Elly
Elly

Reputation: 63

Accepting Focus on a JTextField and JTextArea in a Table

I have a three-column JTable: an uneditable JTextField, an editable JTextArea, and an editable JTextField.

My problem is twofold. I'd like the last two columns to be background-highlighted and ready to edit, with a visible cursor, when I tab into them. They also use a specific font; hence the custom renderers and editors.

I'm successful if I click twice in one of the cells, but not if I use the keyboard to get there. I can tab from cell to cell (thanks to a setTraversalKeys call for the JTextArea) and start typing, but where the focus is isn't apparent.

I have an focus event listener which sets the background color on whichever component triggers it. It's used on the JTextField and JTextArea used for cell editing, and on the cell renderers for good measure. But only a mouse click will trigger them.

How can I ensure the focus event is triggered on the cell I'm tabbing into?

Thanks.

Upvotes: 0

Views: 537

Answers (2)

Elly
Elly

Reputation: 63

Thank you, all.
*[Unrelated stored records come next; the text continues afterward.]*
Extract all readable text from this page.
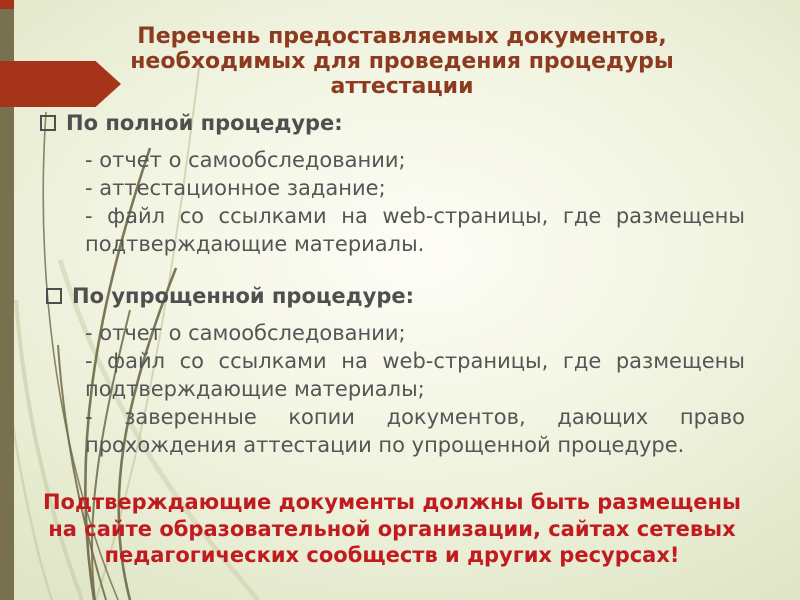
Перечень предоставляемых документов,
необходимых для проведения процедуры
аттестации
По полной процедуре:
- отчет о самообследовании;
- аттестационное задание;
- файл со ссылками на web-страницы, где размещены
подтверждающие материалы.
По упрощенной процедуре:
- отчет о самообследовании;
- файл со ссылками на web-страницы, где размещены
подтверждающие материалы;
- заверенные копии документов, дающих право
прохождения аттестации по упрощенной процедуре.
Подтверждающие документы должны быть размещены
на сайте образовательной организации, сайтах сетевых
педагогических сообществ и других ресурсах!
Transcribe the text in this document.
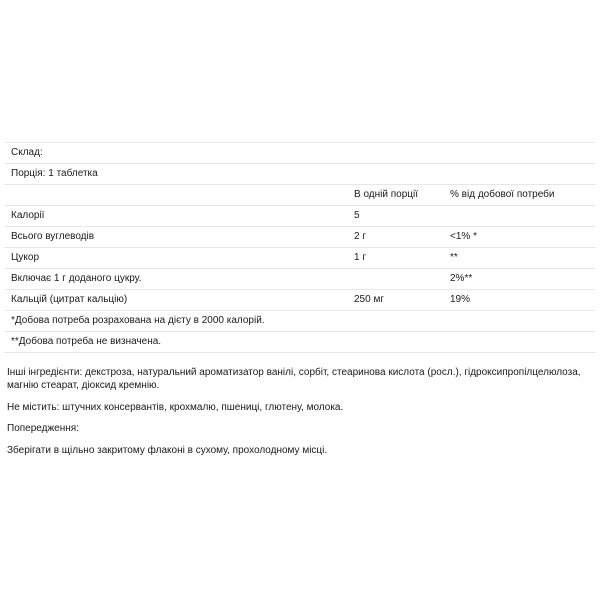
Склад:		
Порція: 1 таблетка		
	В одній порції	% від добової потреби
Калорії	5	
Всього вуглеводів	2 г	<1% *
Цукор	1 г	**
Включає 1 г доданого цукру.		2%**
Кальцій (цитрат кальцію)	250 мг	19%
*Добова потреба розрахована на дієту в 2000 калорій.		
**Добова потреба не визначена.		

Інші інгредієнти: декстроза, натуральний ароматизатор ванілі, сорбіт, стеаринова кислота (росл.), гідроксипропілцелюлоза, магнію стеарат, діоксид кремнію.

Не містить: штучних консервантів, крохмалю, пшениці, глютену, молока.

Попередження:

Зберігати в щільно закритому флаконі в сухому, прохолодному місці.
This is what I ended up with:

    ListSelectionListener listener = new ListSelectionListener() {
        public void valueChanged(ListSelectionEvent e) {
            int row = table.getSelectedRow();
            int col = table.getSelectedColumn();

            // Only columns beyond the first are edited...
            if (row != -1 && col > 0) {
                table.editCellAt(row, col);
                try {
                    Robot robot = new Robot();
                    robot.keyPress(KeyEvent.VK_F2);
                    robot.keyRelease(KeyEvent.VK_F2);
                } catch (AWTException e1) {
                    e1.printStackTrace();
                }
            }
        }
    };

The cell editors created in response to the editCell() call set the background color on the JTextArea and JTextField they use. The Robot's purpose is to simulate depression of F2, and thus reveal the cursor (wrong term, I know, but the correct one escapes me).
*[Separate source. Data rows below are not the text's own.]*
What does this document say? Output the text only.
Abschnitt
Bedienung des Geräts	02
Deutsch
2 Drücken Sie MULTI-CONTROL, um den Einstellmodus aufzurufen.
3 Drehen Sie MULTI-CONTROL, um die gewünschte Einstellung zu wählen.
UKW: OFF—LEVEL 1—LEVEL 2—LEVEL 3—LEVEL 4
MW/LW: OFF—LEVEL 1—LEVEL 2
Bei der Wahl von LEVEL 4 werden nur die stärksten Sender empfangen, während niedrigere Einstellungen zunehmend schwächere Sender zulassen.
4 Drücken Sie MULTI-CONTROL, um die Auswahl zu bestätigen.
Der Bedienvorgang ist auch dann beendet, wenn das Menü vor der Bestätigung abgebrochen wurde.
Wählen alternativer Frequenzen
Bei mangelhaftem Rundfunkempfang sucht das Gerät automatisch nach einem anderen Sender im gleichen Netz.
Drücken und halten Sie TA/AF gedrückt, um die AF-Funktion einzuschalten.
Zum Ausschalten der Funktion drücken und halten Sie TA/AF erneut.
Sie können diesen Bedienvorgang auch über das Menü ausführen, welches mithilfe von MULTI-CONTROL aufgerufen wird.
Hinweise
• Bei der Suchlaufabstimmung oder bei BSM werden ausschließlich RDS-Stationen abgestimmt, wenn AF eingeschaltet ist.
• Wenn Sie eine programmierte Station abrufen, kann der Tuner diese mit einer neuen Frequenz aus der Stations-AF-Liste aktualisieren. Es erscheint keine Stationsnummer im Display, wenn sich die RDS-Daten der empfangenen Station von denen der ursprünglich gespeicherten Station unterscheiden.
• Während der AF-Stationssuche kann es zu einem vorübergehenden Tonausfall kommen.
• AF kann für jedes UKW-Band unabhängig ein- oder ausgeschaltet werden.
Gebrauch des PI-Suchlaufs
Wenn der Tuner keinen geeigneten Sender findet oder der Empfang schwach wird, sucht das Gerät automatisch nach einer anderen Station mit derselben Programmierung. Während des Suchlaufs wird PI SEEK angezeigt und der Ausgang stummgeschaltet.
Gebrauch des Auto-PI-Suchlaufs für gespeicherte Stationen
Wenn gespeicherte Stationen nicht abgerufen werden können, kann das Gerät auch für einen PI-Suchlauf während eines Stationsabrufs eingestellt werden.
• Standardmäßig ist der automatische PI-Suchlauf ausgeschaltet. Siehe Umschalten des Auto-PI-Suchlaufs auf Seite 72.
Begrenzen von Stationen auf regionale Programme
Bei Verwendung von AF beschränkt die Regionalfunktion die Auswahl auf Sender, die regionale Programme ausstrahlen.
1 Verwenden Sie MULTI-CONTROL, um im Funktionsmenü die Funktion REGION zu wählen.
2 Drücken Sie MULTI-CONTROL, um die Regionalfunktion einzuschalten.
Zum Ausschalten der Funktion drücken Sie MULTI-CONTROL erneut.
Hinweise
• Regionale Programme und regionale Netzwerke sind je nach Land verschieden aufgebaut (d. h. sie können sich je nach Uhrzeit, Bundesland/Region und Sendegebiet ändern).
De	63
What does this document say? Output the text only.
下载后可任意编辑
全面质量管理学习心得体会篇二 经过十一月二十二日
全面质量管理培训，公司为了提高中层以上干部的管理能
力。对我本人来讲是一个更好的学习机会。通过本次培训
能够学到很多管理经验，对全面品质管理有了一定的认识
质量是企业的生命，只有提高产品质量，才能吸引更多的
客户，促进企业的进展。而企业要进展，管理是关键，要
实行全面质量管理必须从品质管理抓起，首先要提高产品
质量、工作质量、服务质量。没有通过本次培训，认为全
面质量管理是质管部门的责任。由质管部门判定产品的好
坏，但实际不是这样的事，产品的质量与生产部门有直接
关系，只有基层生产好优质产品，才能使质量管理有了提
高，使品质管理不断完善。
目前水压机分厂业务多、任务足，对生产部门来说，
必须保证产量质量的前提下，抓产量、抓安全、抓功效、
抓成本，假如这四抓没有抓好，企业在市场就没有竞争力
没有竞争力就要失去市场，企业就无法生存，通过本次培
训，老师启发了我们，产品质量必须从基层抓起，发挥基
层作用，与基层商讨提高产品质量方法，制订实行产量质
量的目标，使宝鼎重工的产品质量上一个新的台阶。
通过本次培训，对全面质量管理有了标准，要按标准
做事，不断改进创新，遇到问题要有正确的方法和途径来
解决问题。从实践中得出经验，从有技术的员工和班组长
The Robot works when tabbing forward, but not backward, although the shading occurs. I don't know whether this code snippet is executed in that case, although the cell editor gets created somehow. Since this program is for only my own use, I'll try solving that little problem some other day.

Upvotes: 0

Mikle Garin
Mikle Garin

Reputation: 10143

You should listen to selection change and start edit where you need it:

    final JTable table = new JTable (
            new String[][]{ { "col1", "col2", "col3" }, { "col1", "col2", "col3" } },
            new String[]{ "1", "2", "3" } );
    ListSelectionListener listener = new ListSelectionListener ()
    {
        public void valueChanged ( ListSelectionEvent e )
        {
            if ( table.getSelectedRow () != -1 && table.getSelectedColumn () != -1 )
            {
                table.editCellAt ( table.getSelectedRow (), table.getSelectedColumn () );
            }
        }
    };
    table.getColumnModel ().getSelectionModel ().addListSelectionListener ( listener );
    table.getSelectionModel ().addListSelectionListener ( listener );

Thats just an example how you could do that.